The SEC fined a deregistered investment adviser and barred its former principal for multiple compliance failures involving double dipping, Form ADV disclosures, fee rebates, and misrepresentations. The respondents recommended that clients invest in private funds in which the principal held ownership and managerial interests. Although the SEC acknowledges that clients knew about the conflict, the firm failed to list and describe the conflicts on Form ADV. The SEC also charges the firm with multiple compliance program failures including inadequate policies and procedures and failing to conduct annual testing of the compliance program.
OUR TAKE: There is no such thing as declaring regulatory bankruptcy: the SEC’s long arm won’t let a firm engage in wrongdoing and then simply de-register to avoid consequences. Compli-pros should also note that disclosure alone will not always cure significant conflicts of interest, such as fee double dipping for advisory services along with underlying products.
The SEC instituted enforcement proceedings against an adviser that it accuses of falsely claiming SEC registration eligibility. The SEC alleges that the adviser initially registered by claiming that it had over $500 Million in assets under management and a year later changed its ADV to claim eligibility as a mid-sized adviser ($25-$100 Million AUM) domiciled in New York and/or Wyoming. However, the SEC maintains that the adviser never had any clients or assets under management. The SEC further accuses the adviser of soliciting clients using the false ADVs.
OUR TAKE: SEC registration has become a qualifying criterion for larger clients who feel more secure with an SEC-regulated firm that has more than $100 Million in AUM. Consequently, firms may feel the pressure to stretch their numbers to qualify, which could result in a painful enforcement action. There is no shortcut to success.
An investment adviser was fined and barred from the industry for falsely claiming SEC registration eligibility, along with several other Advisers Act violations. The SEC asserts that the respondent filed multiple Form ADVs claiming over $100 Million in AUM and SEC registration eligibility even though the firm had only $4 Million in AUM. The SEC also charges the firm with misappropriating client assets, failing to comply with the custody and recordkeeping rules, and charging excessive fees.
OUR TAKE: Whether to register with the SEC or the relevant state is not a discretionary decision. Either you have $100 Million in AUM or you don’t. Lying on a Form ADV about SEC registration eligibility will result in a public enforcement action, censure and fines.
The SEC’s Division of Investment Management has released additional Form ADV FAQs that affect cross-border investment managers. The staff advises that non-U.S. investment funds, including UCITs or their equivalent, should be classified as “pooled investment vehicles” when describing assets. Also, a non-resident GP or managing agent of a relying adviser must file Form ADV-NR. The FAQs also broadly define “borrowings” for purposes of whether an adviser engages in borrowing transactions on behalf of clients, explain social media disclosure, and clarify that the new Form supersedes SEC no-action relief with respect to relying advisers.
OUR TAKE: The SEC continues to take an extra-territorial regulatory approach to any cross-border adviser that must register in the U.S.

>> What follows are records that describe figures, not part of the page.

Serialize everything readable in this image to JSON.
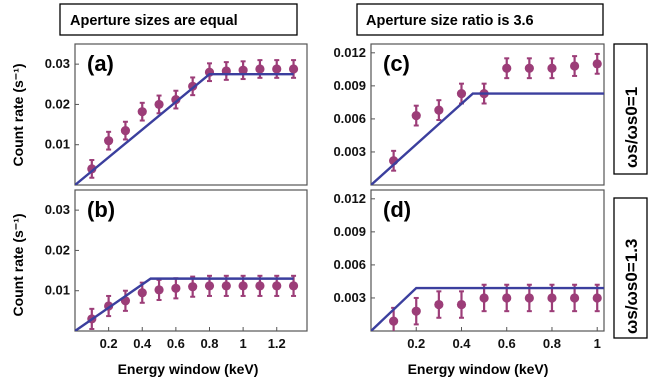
{
  "headers": {
    "left": "Aperture sizes are equal",
    "right": "Aperture size ratio is 3.6"
  },
  "side_labels": {
    "top": "ωs/ωs0=1",
    "bottom": "ωs/ωs0=1.3"
  },
  "ylabel_top": "Count rate (s⁻¹)",
  "ylabel_bottom": "Count rate (s⁻¹)",
  "xlabel_left": "Energy window (keV)",
  "xlabel_right": "Energy window (keV)",
  "colors": {
    "model_line": "#3b3f9e",
    "data_points": "#9c3d78"
  },
  "chart_data": [
    {
      "panel": "(a)",
      "type": "line",
      "xlim": [
        0,
        1.38
      ],
      "ylim": [
        0,
        0.035
      ],
      "xticks": [],
      "yticks": [
        "0.01",
        "0.02",
        "0.03"
      ],
      "ytick_values": [
        0.01,
        0.02,
        0.03
      ],
      "model_line": {
        "x": [
          0,
          0.8,
          1.3
        ],
        "y": [
          0,
          0.0275,
          0.0275
        ]
      },
      "points": {
        "x": [
          0.1,
          0.2,
          0.3,
          0.4,
          0.5,
          0.6,
          0.7,
          0.8,
          0.9,
          1.0,
          1.1,
          1.2,
          1.3
        ],
        "y": [
          0.004,
          0.011,
          0.0135,
          0.0182,
          0.02,
          0.0212,
          0.0245,
          0.028,
          0.0283,
          0.0285,
          0.0288,
          0.0288,
          0.0288
        ],
        "err": [
          0.0022,
          0.0022,
          0.0022,
          0.0022,
          0.0022,
          0.0022,
          0.0022,
          0.0022,
          0.0022,
          0.0022,
          0.0022,
          0.0022,
          0.0022
        ]
      }
    },
    {
      "panel": "(b)",
      "type": "line",
      "xlim": [
        0,
        1.38
      ],
      "ylim": [
        0,
        0.035
      ],
      "xticks": [
        "0.2",
        "0.4",
        "0.6",
        "0.8",
        "1",
        "1.2"
      ],
      "xtick_values": [
        0.2,
        0.4,
        0.6,
        0.8,
        1.0,
        1.2
      ],
      "yticks": [
        "0.01",
        "0.02",
        "0.03"
      ],
      "ytick_values": [
        0.01,
        0.02,
        0.03
      ],
      "model_line": {
        "x": [
          0,
          0.45,
          1.3
        ],
        "y": [
          0,
          0.013,
          0.013
        ]
      },
      "points": {
        "x": [
          0.1,
          0.2,
          0.3,
          0.4,
          0.5,
          0.6,
          0.7,
          0.8,
          0.9,
          1.0,
          1.1,
          1.2,
          1.3
        ],
        "y": [
          0.003,
          0.0062,
          0.0075,
          0.0095,
          0.0102,
          0.0106,
          0.011,
          0.0112,
          0.0112,
          0.0112,
          0.0112,
          0.0112,
          0.0112
        ],
        "err": [
          0.0025,
          0.0025,
          0.0025,
          0.0025,
          0.0025,
          0.0025,
          0.0025,
          0.0025,
          0.0025,
          0.0025,
          0.0025,
          0.0025,
          0.0025
        ]
      }
    },
    {
      "panel": "(c)",
      "type": "line",
      "xlim": [
        0,
        1.03
      ],
      "ylim": [
        0,
        0.0128
      ],
      "xticks": [],
      "yticks": [
        "0.003",
        "0.006",
        "0.009",
        "0.012"
      ],
      "ytick_values": [
        0.003,
        0.006,
        0.009,
        0.012
      ],
      "model_line": {
        "x": [
          0,
          0.45,
          1.03
        ],
        "y": [
          0,
          0.0083,
          0.0083
        ]
      },
      "points": {
        "x": [
          0.1,
          0.2,
          0.3,
          0.4,
          0.5,
          0.6,
          0.7,
          0.8,
          0.9,
          1.0
        ],
        "y": [
          0.0022,
          0.0063,
          0.0068,
          0.0083,
          0.0083,
          0.0106,
          0.0106,
          0.0106,
          0.0108,
          0.011
        ],
        "err": [
          0.0009,
          0.0009,
          0.0009,
          0.0009,
          0.0009,
          0.0009,
          0.0009,
          0.0009,
          0.0009,
          0.0009
        ]
      }
    },
    {
      "panel": "(d)",
      "type": "line",
      "xlim": [
        0,
        1.03
      ],
      "ylim": [
        0,
        0.0128
      ],
      "xticks": [
        "0.2",
        "0.4",
        "0.6",
        "0.8",
        "1"
      ],
      "xtick_values": [
        0.2,
        0.4,
        0.6,
        0.8,
        1.0
      ],
      "yticks": [
        "0.003",
        "0.006",
        "0.009",
        "0.012"
      ],
      "ytick_values": [
        0.003,
        0.006,
        0.009,
        0.012
      ],
      "model_line": {
        "x": [
          0,
          0.2,
          1.03
        ],
        "y": [
          0,
          0.0039,
          0.0039
        ]
      },
      "points": {
        "x": [
          0.1,
          0.2,
          0.3,
          0.4,
          0.5,
          0.6,
          0.7,
          0.8,
          0.9,
          1.0
        ],
        "y": [
          0.0009,
          0.0018,
          0.0024,
          0.0024,
          0.003,
          0.003,
          0.003,
          0.003,
          0.003,
          0.003
        ],
        "err": [
          0.0012,
          0.0012,
          0.0012,
          0.0012,
          0.0012,
          0.0012,
          0.0012,
          0.0012,
          0.0012,
          0.0012
        ]
      }
    }
  ]
}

Today, we offer our “Friday List,” an occasional feature summarizing a topic significant to investment management professionals interested in regulatory issues. Our Friday Lists are an expanded “Our Take” on a particular subject, offering our unique (and sometimes controversial) perspective on an industry topic.

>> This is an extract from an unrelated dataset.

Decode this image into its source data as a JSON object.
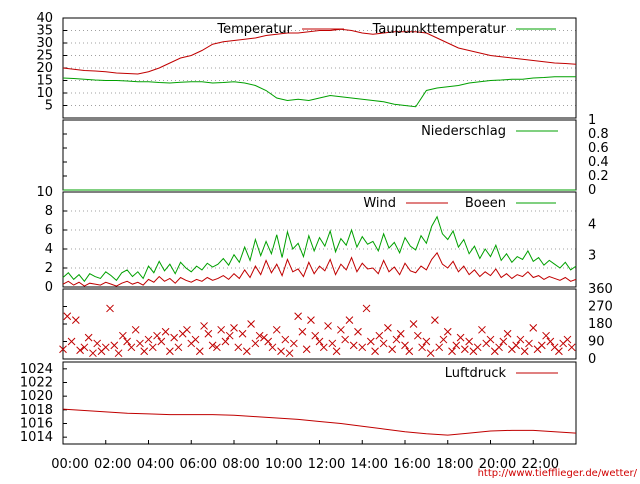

Last August, the SEC again re-vamped Form ADV to add significantly more disclosure. Firms with a 12/31 fiscal year have until next year to implement the changes. However, many firms have begun the process as they prepare this year’s annual update. To assist your planning, here are the 10 most significant Form ADV changes:
10 Most Significant Form ADV Changes
- Separately Managed Accounts. The new Form ADV requires significant reporting on separately managed account assets including reporting by asset type and related derivative transactions.
- Umbrella Registration. The new filing rules allow affiliated advisers to use a single ADV, but the registrant must complete a detailed schedule for each relying adviser
- Social Media. Every registrant must include websites and social media addresses.
- Offices. An adviser with multiple offices must list its largest 25 offices (used to be 5).
- Outside CCO. If a firm retains a Chief Compliance Officer paid by a third party, the new Form requires the registrant to name the CCO and his/her employer.
- Assets Under Management. The new Form ADV requires more detailed reporting of regulatory assets under management by client type.
- Wrap Programs. Registrants must include more detailed information about the wrap programs in which they participate.
- Referral Payments. The new rules require more disclosure about compensation paid, or received for, referrals including amounts paid by, or to, employees.
- Bad Actors. The bad actor disclosure (DRP) requires information about all relying advisers.
- Auditors. New Form ADV requires information about the auditors to private funds.